Do we not have to train the neural network in content based filtering on the ratings y^(i,j) of users in order to find v_m? So in this case we would need to have users to find v_m? After all we didn’t specify cost functions for the individual networks.

You still need to train the neural network ahead to make sure it gives good predictions on v_u and v_m, such that their dot product can accurately predict y^{(i,j)}, the rating of user i to item j. Therefore, the cost function is J=\sum _{(i,j)\in r(i,j)=1}(v_u^{i}v_m^j-y^{(i,j)})^2+regularizations.
Once we have the model, for each movie, we can precompute its v_m and find similar movies by comparing its v_m with other movies’.
I think the course video ‘Deep learning for content-based filtering’ may help you know more details.

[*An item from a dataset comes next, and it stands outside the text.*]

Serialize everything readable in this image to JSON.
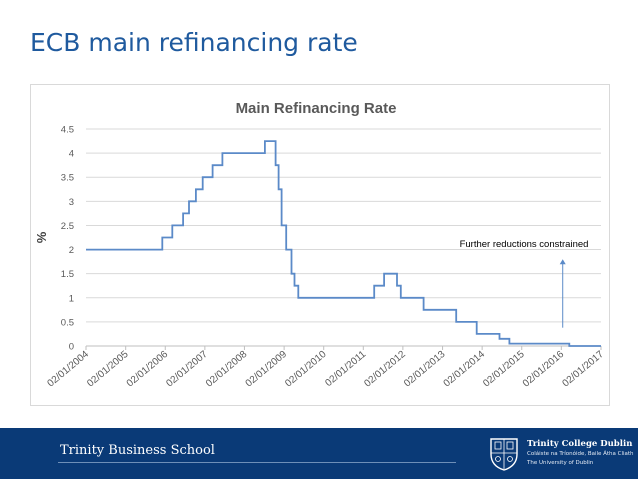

I had the same issue with this question. I suggest to add “once the network is trained” before “you can pre-compute…” or maybe write “This can be done even before a new user logs…”

y(i,j) is the actual value. You’re comparing a prediction (v_u[i] * v_m[j]) and subtracting the actual value it should have predicted. This helps us know how close we were in making the prediction. Knowing the cost allows the algorithm to adjust the feature weights and bias in order to perform more accurate predictions.

So when you’re trying to train a model you have some conditions that you KNOW are true. That’s the y(i,j). It’s the correct answer you use to help train your model.

So for example, user i would rate movie j a specific value. Y is that rating.

Let’s say we have users Bob and Alice. And we have the movies The Matrix and The Notebook.
Y(0,0) would be the rating that Bob has given to The Matrix.
Y(1,0) would be Alice’s rating of The Matrix.
Y(0,1) would be the rating that Bob has given the Notebook
Y(1,1) would be the rating that Alice has given the Notebook